What Rises, What Sinks
Think of your own commute, or your walk through a neighborhood that isn’t yours. There is a moment, subtle and almost physical, when the texture of things changes. The sidewalks get wider or narrower. The trees are older or younger or missing entirely. The sounds shift. You have crossed an invisible boundary, and your body registers it before your mind does.
We all live in stratified spaces. The genius of Parasite is that it makes the stratification literal, turning economic reality into something you can see and feel and, in one of the film’s most devastating details, smell. Mr. Park wrinkles his nose at his driver. Later, in a moment of drunken honesty with his wife, he describes the smell as something that “crosses the line.” Not a moral judgment, he insists. Just a fact. Just a smell.
But smell is memory. Smell is identity. And when Mr. Kim overhears this assessment of his existence, something breaks in him that the film never repairs.

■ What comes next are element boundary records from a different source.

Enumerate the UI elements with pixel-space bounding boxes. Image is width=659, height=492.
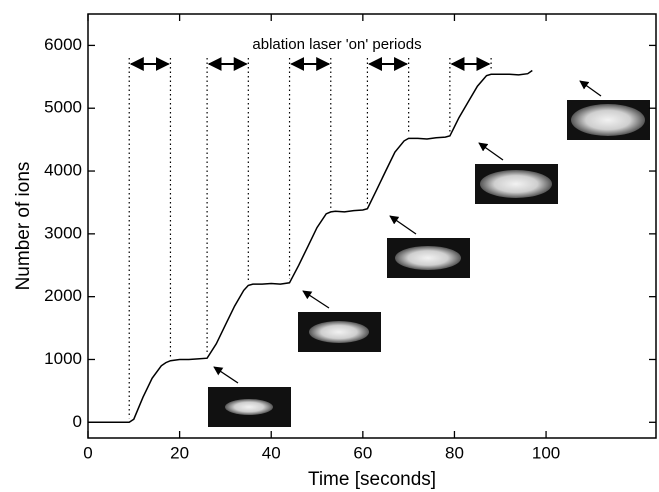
- pointer-arrow: [213, 366, 239, 384]
- plot-frame: [87, 13, 657, 439]
- x-tick-label: 60: [353, 443, 372, 462]
- pointer-arrow: [389, 215, 417, 235]
- y-tick-label: 4000: [44, 161, 82, 180]
- ion-cloud: [480, 170, 552, 198]
- y-tick-label: 2000: [44, 286, 82, 305]
- y-tick-label: 1000: [44, 349, 82, 368]
- x-tick-label: 40: [262, 443, 281, 462]
- annotation: ablation laser 'on' periods: [252, 36, 421, 53]
- y-axis-label: Number of ions: [13, 162, 34, 291]
- x-tick-label: 20: [170, 443, 189, 462]
- x-tick-label: 100: [532, 443, 560, 462]
- x-tick-label: 0: [83, 443, 92, 462]
- ion-cloud: [309, 321, 369, 343]
- x-axis-label: Time [seconds]: [308, 469, 436, 490]
- data-line: [88, 69, 533, 424]
- ion-cloud: [571, 104, 645, 136]
- pointer-arrow: [302, 290, 330, 309]
- pointer-arrow: [478, 142, 504, 161]
- pointer-arrow: [579, 80, 602, 97]
- y-tick-label: 3000: [44, 223, 82, 242]
- y-tick-label: 6000: [44, 35, 82, 54]
- y-tick-label: 0: [73, 412, 82, 431]
- y-tick-label: 5000: [44, 98, 82, 117]
- x-tick-label: 80: [445, 443, 464, 462]
- ion-images: [208, 80, 650, 427]
- ion-cloud: [395, 246, 461, 270]
- ion-cloud: [225, 399, 273, 415]
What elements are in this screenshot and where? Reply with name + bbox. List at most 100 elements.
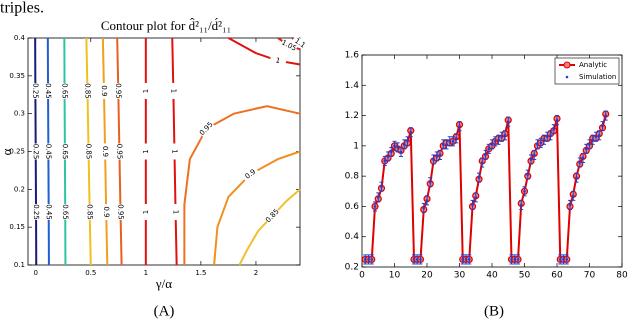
contour-label-bg [60,143,69,160]
point [545,135,549,139]
point [532,153,536,157]
point [399,150,403,154]
point [373,205,377,208]
contour-label: 1 [275,56,281,65]
contour-label-bg [85,203,94,221]
point [445,143,448,146]
point [594,135,598,139]
x-tick-label: 0 [33,269,37,277]
point [448,140,452,143]
legend-label: Analytic [579,61,607,69]
page-text: triples. [0,0,44,17]
point [575,176,578,179]
point [428,180,432,184]
contour-label: 1 [169,89,177,94]
point [461,258,465,261]
contour-label: 0.65 [61,144,69,160]
point [467,258,471,261]
x-tick-label: 70 [584,271,596,281]
point [493,140,497,143]
point [578,161,582,164]
point [510,258,513,261]
contour-label-bg [99,82,109,100]
contour-label-bg [60,82,69,99]
point [506,120,510,123]
point [389,150,393,154]
contour-label: 0.95 [115,144,123,160]
point [549,133,552,137]
contour-label-bg [291,35,309,52]
point [588,143,591,146]
point [477,176,481,179]
contour-label-bg [83,82,92,100]
contour-label: 0.95 [116,204,124,220]
x-tick-label: 20 [421,271,433,281]
point [542,138,546,142]
y-tick-label: 0.25 [9,148,25,156]
contour-label-bg [114,82,123,100]
x-tick-label: 80 [616,271,628,281]
x-tick-label: 2 [254,269,258,277]
x-tick-label: 1 [144,269,148,277]
point [591,138,595,142]
contour-label: 1 [170,149,178,154]
y-tick-label: 0.1 [14,261,25,269]
x-tick-label: 1.5 [195,269,206,277]
contour-line [238,188,301,266]
point [513,258,517,261]
point [471,203,474,207]
x-tick-label: 0 [359,271,365,281]
x-tick-label: 0.5 [85,269,96,277]
y-tick-label: 1.6 [345,51,360,61]
point [435,155,439,158]
point [516,258,520,261]
contour-label: 1 [172,210,180,215]
point [419,258,422,261]
contour-label-bg [32,204,41,221]
contour-line [227,37,301,66]
x-axis-label: γ/α [155,276,172,291]
point [503,133,507,137]
contour-label-bg [44,82,53,99]
y-axis-label: α [0,148,14,155]
contour-label: 0.45 [45,204,53,220]
contour-label: 0.85 [84,144,92,160]
point [497,138,500,142]
contour-label: 1 [142,89,150,93]
contour-line [213,150,301,266]
point [529,158,533,161]
contour-label-bg [141,143,150,160]
contour-label: 0.65 [61,204,69,220]
point [370,258,374,261]
point [454,136,458,140]
point [402,143,406,146]
contour-label-bg [241,166,260,183]
point [451,140,455,143]
contour-label-bg [61,204,70,221]
y-tick-label: 1 [353,141,359,151]
contour-label: 0.25 [31,83,39,99]
contour-label: 0.45 [44,144,52,160]
y-tick-label: 0.4 [345,232,360,242]
contour-label-bg [269,54,287,67]
contour-label-bg [44,143,53,160]
legend-swatch [565,75,569,79]
contour-label: 0.95 [114,83,122,99]
contour-label-bg [197,120,215,138]
point [487,147,491,151]
point [412,258,416,261]
point [386,155,390,158]
point [464,258,468,261]
contour-label: 0.65 [61,83,69,99]
contour-label-bg [169,82,178,100]
point [601,124,604,128]
plot-area [27,37,301,266]
point [571,194,575,198]
point [376,196,380,199]
contour-label: 0.25 [32,204,40,220]
point [552,127,556,131]
point [519,203,523,207]
contour-label-bg [102,203,111,221]
point [584,147,588,151]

We recognize this. Not necessarily from wealth and poverty, though many of us know those coordinates well. We recognize it from every moment we have been weighed by something we could not control: an accent, a postal code, the wrong shoes, the particular weariness that clings to people who work too hard for too little. We recognize it from every time we adjusted ourselves, smoothed an edge, performed a version of ourselves designed to pass through someone else’s gate.
The Kims are called parasites. But the film complicates this label until it dissolves. The Parks depend on others to drive them, teach their children, cook their food, manage their home. They live in a kind of luxurious helplessness. Who feeds on whom? The answer, Bong suggests, is less interesting than the question of who built the host-parasite framework in the first place and declared it natural.

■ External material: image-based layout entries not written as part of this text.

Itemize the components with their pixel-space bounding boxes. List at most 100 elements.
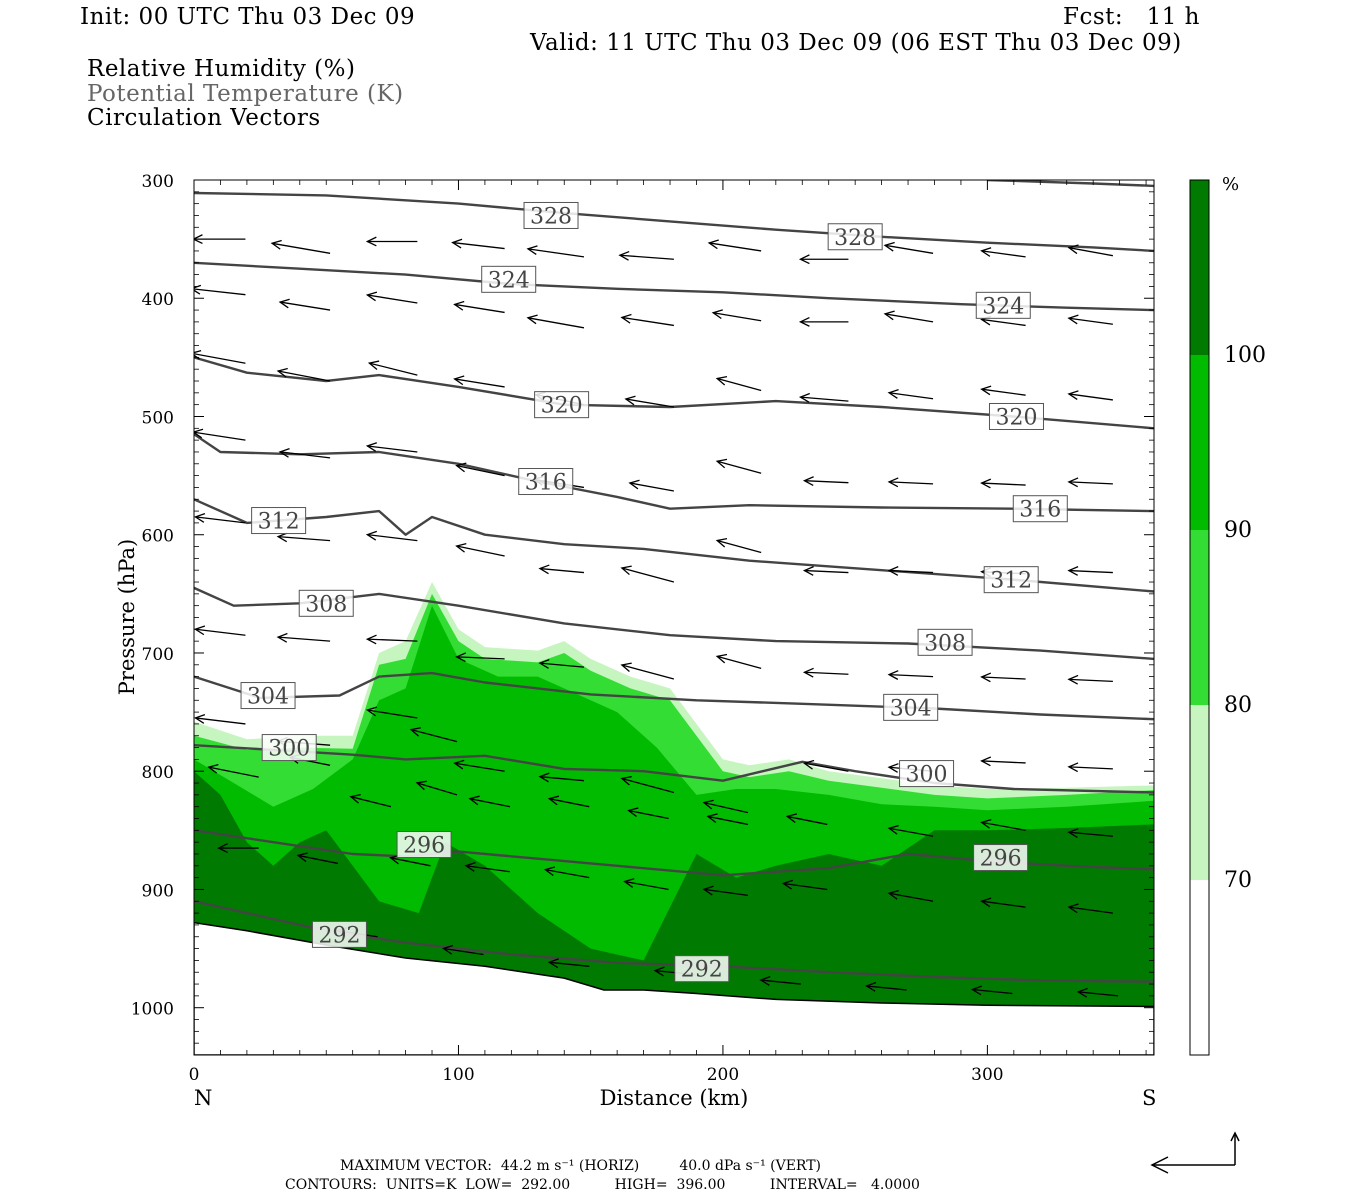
colorbar-bin (1190, 355, 1209, 530)
wind-vector (802, 566, 849, 576)
reference-vector-icon (1150, 1131, 1240, 1174)
y-tick-label: 700 (142, 645, 174, 665)
wind-vector (538, 564, 585, 575)
wind-vector (970, 985, 1013, 996)
theta-label-300: 300 (899, 760, 955, 788)
theta-label-304: 304 (883, 693, 939, 721)
colorbar-label: 100 (1224, 343, 1266, 368)
wind-vector (759, 976, 801, 986)
wind-vector (365, 706, 418, 719)
wind-vector (270, 239, 331, 254)
wind-vector (887, 389, 934, 400)
vector-layer (194, 234, 1119, 998)
wind-vector (785, 813, 828, 826)
x-tick-label: 0 (189, 1065, 200, 1085)
theta-contour-316 (194, 433, 1154, 513)
wind-vector (702, 885, 749, 897)
ground-layer (194, 921, 1154, 1055)
svg-text:292: 292 (681, 958, 723, 983)
wind-vector (278, 448, 331, 459)
theta-label-300: 300 (261, 734, 317, 762)
rh-region-100 (194, 771, 1154, 1007)
wind-vector (276, 632, 331, 643)
svg-text:312: 312 (990, 569, 1032, 594)
svg-text:292: 292 (318, 923, 360, 948)
wind-vector (217, 843, 259, 854)
theta-label-308: 308 (917, 628, 973, 656)
theta-label-312: 312 (251, 507, 307, 535)
terrain (194, 921, 1154, 1055)
wind-vector (547, 958, 590, 969)
svg-text:320: 320 (995, 405, 1037, 430)
wind-vector (365, 291, 418, 304)
colorbar-bin (1190, 705, 1209, 880)
wind-vector (455, 462, 505, 477)
wind-vector (802, 759, 849, 772)
wind-vector (468, 795, 511, 808)
theta-contour-304 (194, 671, 1154, 721)
wind-vector (276, 367, 331, 382)
wind-vector (526, 314, 585, 329)
svg-text:308: 308 (924, 631, 966, 656)
field-rh-label: Relative Humidity (%) (87, 56, 356, 82)
field-theta-label: Potential Temperature (K) (87, 81, 404, 107)
wind-vector (415, 780, 458, 796)
wind-vector (702, 799, 749, 814)
wind-vector (194, 428, 246, 441)
wind-vector (547, 795, 590, 808)
theta-label-320: 320 (988, 402, 1044, 430)
svg-text:316: 316 (1019, 498, 1061, 523)
theta-label-328: 328 (523, 201, 579, 229)
svg-text:304: 304 (890, 696, 932, 721)
colorbar: 70 80 90 100% (1189, 174, 1266, 1056)
wind-vector (1067, 477, 1113, 488)
wind-vector (781, 879, 828, 891)
svg-text:296: 296 (980, 847, 1022, 872)
wind-vector (715, 458, 762, 474)
x-axis-title: Distance (km) (600, 1086, 749, 1110)
y-tick-label: 900 (142, 881, 174, 901)
theta-label-292: 292 (674, 955, 730, 983)
colorbar-frame (1189, 179, 1210, 1056)
wind-vector (980, 247, 1026, 258)
theta-label-324: 324 (975, 291, 1031, 319)
wind-vector (887, 889, 934, 902)
wind-vector (618, 250, 674, 261)
contour-label-layer: 292 292 296 296 300 300 304 304 308 308 312 312 316 3… (240, 201, 1068, 983)
axes-layer: 300 400 500 600 700 800 900 1000 0 100 200 300 (131, 172, 1154, 1085)
wind-vector (543, 866, 590, 879)
theta-label-324: 324 (481, 265, 537, 293)
theta-contour-332 (987, 180, 1154, 188)
wind-vector (883, 310, 934, 323)
svg-text:324: 324 (982, 294, 1024, 319)
wind-vector (980, 672, 1026, 683)
x-tick-label: 100 (442, 1065, 474, 1085)
wind-vector (623, 878, 669, 891)
rh-fill-layer (194, 582, 1154, 1007)
wind-vector (1067, 762, 1113, 773)
x-tick-label: 300 (971, 1065, 1003, 1085)
wind-vector (365, 236, 418, 247)
wind-vector (620, 313, 674, 327)
wind-vector (453, 759, 505, 772)
wind-vector (409, 727, 458, 743)
wind-vector (715, 376, 762, 392)
wind-vector (887, 477, 934, 488)
wind-vector (538, 659, 585, 669)
wind-vector (798, 392, 849, 403)
y-tick-label: 300 (142, 172, 174, 192)
theta-label-296: 296 (396, 831, 452, 859)
wind-vector (620, 662, 675, 680)
svg-text:296: 296 (403, 834, 445, 859)
wind-vector (627, 807, 669, 820)
wind-vector (1067, 244, 1114, 257)
wind-vector (464, 862, 510, 873)
north-label: N (194, 1086, 212, 1110)
theta-label-308: 308 (298, 589, 354, 617)
y-axis-title: Pressure (hPa) (115, 539, 139, 695)
colorbar-label: 70 (1224, 868, 1252, 893)
wind-vector (887, 824, 934, 837)
wind-vector (1067, 314, 1113, 325)
wind-vector (1067, 390, 1113, 401)
theta-contour-312 (194, 498, 1154, 593)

A Door You Walk Past Tomorrow
Parasite does not end with resolution. It ends with a letter, written by a son to a father trapped underground, promising that he will one day earn enough money to buy the house above and free him. The camera pulls back to reveal the son, still in the semi-basement, writing by dim light. The dream is the only warm thing in the frame.

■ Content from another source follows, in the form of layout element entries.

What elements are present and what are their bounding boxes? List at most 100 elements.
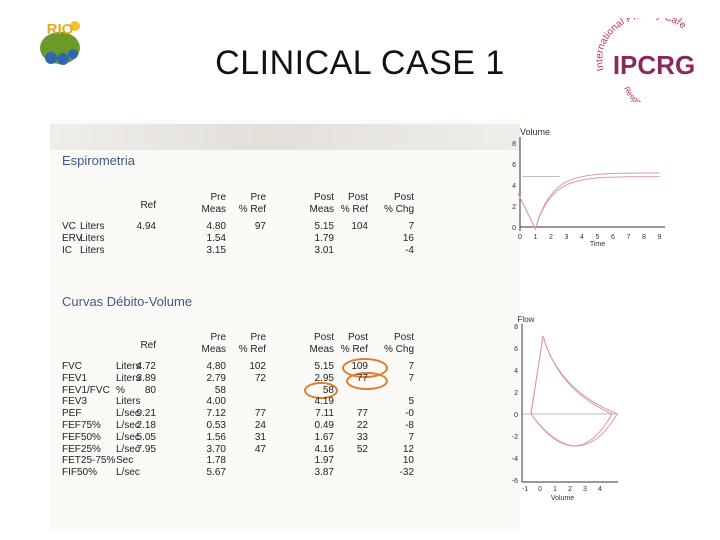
table-cell-pre-pctref: 102 [249, 361, 266, 372]
table-cell-post-pctchg: 5 [408, 396, 414, 408]
spirometria-header-pre-ref: Pre [250, 192, 266, 203]
spirometria-header-post-pctchg: % Chg [383, 204, 414, 215]
table-cell-post-meas: 4.16 [314, 443, 334, 455]
table-cell-pre-meas: 58 [214, 384, 226, 396]
table-cell-post-pctref: 52 [356, 443, 368, 455]
table-cell-post-pctchg: -32 [399, 467, 414, 479]
table-row-unit: Liters [80, 233, 105, 244]
spirometria-header-pre-meas: Meas [201, 204, 226, 215]
ipcrg-logo-text: IPCRG [613, 50, 695, 80]
table-row-unit: L/sec [116, 408, 140, 420]
svg-text:Respiratory Group: Respiratory Group [622, 85, 681, 102]
table-cell-post-pctchg: -0 [405, 408, 414, 420]
table-cell-ref: 9.21 [136, 408, 156, 420]
table-cell-pre-meas: 2.79 [206, 372, 226, 384]
highlight-ring-ratio [304, 382, 338, 399]
table-row-name: FEV3 [62, 396, 88, 408]
scanned-report: Espirometria Curvas Débito-Volume Ref Pre… [50, 120, 520, 530]
table-row-name: FEF25% [62, 443, 101, 455]
table-cell-post-meas: 4.19 [314, 396, 334, 408]
section-title-curvas: Curvas Débito-Volume [62, 294, 193, 309]
flow-x-tick: 4 [598, 486, 602, 493]
table-cell-post-pctref: 109 [351, 361, 368, 372]
volume-y-tick: 2 [512, 204, 516, 211]
spirometria-header-post-chg: Post [393, 192, 414, 203]
table-cell-post-meas: 5.15 [314, 361, 334, 372]
table-cell-pre-pctref: 97 [254, 221, 266, 232]
table-cell-pre-meas: 1.78 [206, 455, 226, 467]
curvas-header-pre-meas: Meas [201, 344, 226, 355]
table-cell-post-pctref: 77 [356, 372, 368, 384]
curvas-header-post: Post [313, 332, 334, 343]
table-row-name: ERV [62, 233, 83, 244]
flow-y-tick: 6 [514, 346, 518, 353]
table-row-name: VC [62, 221, 76, 232]
curvas-header-post-pctchg: % Chg [383, 344, 414, 355]
table-cell-pre-meas: 3.15 [206, 245, 226, 256]
volume-y-tick: 4 [512, 183, 516, 190]
table-row-unit: Liters [80, 245, 105, 256]
volume-x-tick: 0 [518, 234, 522, 241]
flow-y-tick: -4 [512, 456, 518, 463]
table-cell-ref: 3.89 [136, 372, 156, 384]
volume-x-tick: 2 [549, 234, 553, 241]
table-row-name: FEF75% [62, 420, 101, 431]
spirometria-header-ref: Ref [140, 200, 156, 211]
table-cell-post-meas: 3.87 [314, 467, 334, 479]
volume-curve-pre [517, 176, 660, 231]
table-cell-pre-pctref: 31 [254, 431, 266, 443]
volume-chart-title: Volume [520, 127, 550, 137]
curvas-header-ref: Ref [140, 340, 156, 351]
volume-x-tick: 8 [642, 234, 646, 241]
table-cell-post-pctchg: 7 [408, 372, 414, 384]
highlight-ring-fev1-ref [346, 372, 388, 390]
table-cell-post-pctchg: 7 [408, 221, 414, 232]
flow-y-tick: -2 [512, 434, 518, 441]
table-cell-post-pctchg: 16 [402, 233, 414, 244]
table-cell-post-meas: 7.11 [315, 408, 334, 420]
flow-y-tick: 2 [514, 390, 518, 397]
volume-y-tick: 8 [512, 141, 516, 148]
table-row-unit: L/sec [116, 467, 140, 479]
table-row-unit: L/sec [116, 431, 140, 443]
table-row-unit: L/sec [116, 420, 140, 431]
volume-x-label: Time [590, 241, 605, 248]
table-row-unit: L/sec [116, 443, 140, 455]
table-row-name: FET25-75% [62, 455, 116, 467]
curvas-header-post-meas: Meas [309, 344, 334, 355]
flow-chart-title: Flow [518, 315, 535, 324]
table-row-name: FEV1 [62, 372, 88, 384]
table-cell-post-meas: 2.95 [314, 372, 334, 384]
table-cell-pre-meas: 7.12 [206, 408, 226, 420]
table-row-unit: Liters [80, 221, 105, 232]
flow-x-tick: 3 [583, 486, 587, 493]
ipcrg-logo: International Primary Care International… [592, 18, 708, 102]
ipcrg-arc-top: International Primary Care [592, 18, 708, 21]
spirometria-header-post-ref: Post [347, 192, 368, 203]
table-cell-pre-meas: 4.00 [206, 396, 226, 408]
volume-x-tick: 9 [658, 234, 662, 241]
volume-time-chart: Volume 8 6 4 2 00 1 2 3 4 5 6 7 8 9 Time [512, 127, 665, 248]
volume-y-tick: 6 [512, 162, 516, 169]
table-row-unit: Liters [116, 361, 141, 372]
flow-x-label: Volume [551, 495, 574, 502]
table-cell-post-meas: 3.01 [314, 245, 334, 256]
table-row-name: FEV1/FVC [62, 384, 110, 396]
table-row-unit: Liters [116, 372, 141, 384]
volume-curve-post [517, 172, 660, 231]
volume-x-tick: 4 [580, 234, 584, 241]
table-row-name: FIF50% [62, 467, 98, 479]
table-cell-post-pctchg: 7 [408, 431, 414, 443]
curvas-header-pre-ref: Pre [250, 332, 266, 343]
table-cell-pre-meas: 4.80 [206, 361, 226, 372]
spirometria-header-pre-pctref: % Ref [238, 204, 266, 215]
spirometria-header-pre: Pre [210, 192, 226, 203]
spirometria-header-post-meas: Meas [309, 204, 334, 215]
table-cell-ref: 4.72 [136, 361, 156, 372]
curvas-header-pre: Pre [210, 332, 226, 343]
flow-x-tick: -1 [522, 486, 528, 493]
table-row-name: FVC [62, 361, 82, 372]
table-cell-post-pctref: 77 [356, 408, 368, 420]
curvas-header-post-pctref: % Ref [340, 344, 368, 355]
table-cell-post-meas: 0.49 [314, 420, 334, 431]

Bong Joon-ho has said that the film is not about good and evil. It is about the way capitalism organizes people into arrangements that feel inevitable, even though someone designed them. The stairs are not natural formations. Someone poured the concrete. Someone decided who would climb and who would descend.
This is not a call to revolution, and I am not delivering one. But the film leaves behind a small, persistent disturbance, like a pebble in a shoe. It asks us to notice the architecture. Not the grand, abstract “systems” we invoke in political arguments, but the actual, physical shapes of the spaces we move through. The height of a window. The width of a hallway. Who enters through the front door, and who enters through the side.
The next time you walk up or down a flight of stairs, in a building you know well, you might pause for half a second. Not to feel guilty, and not to feel righteous. Just to notice the grade of the ground. To register how differently the rain falls depending on where you stand. That half-second of noticing is small and probably useless. But it is the beginning of seeing, and seeing is the one thing the film insists we owe each other, even when what we see makes us flinch.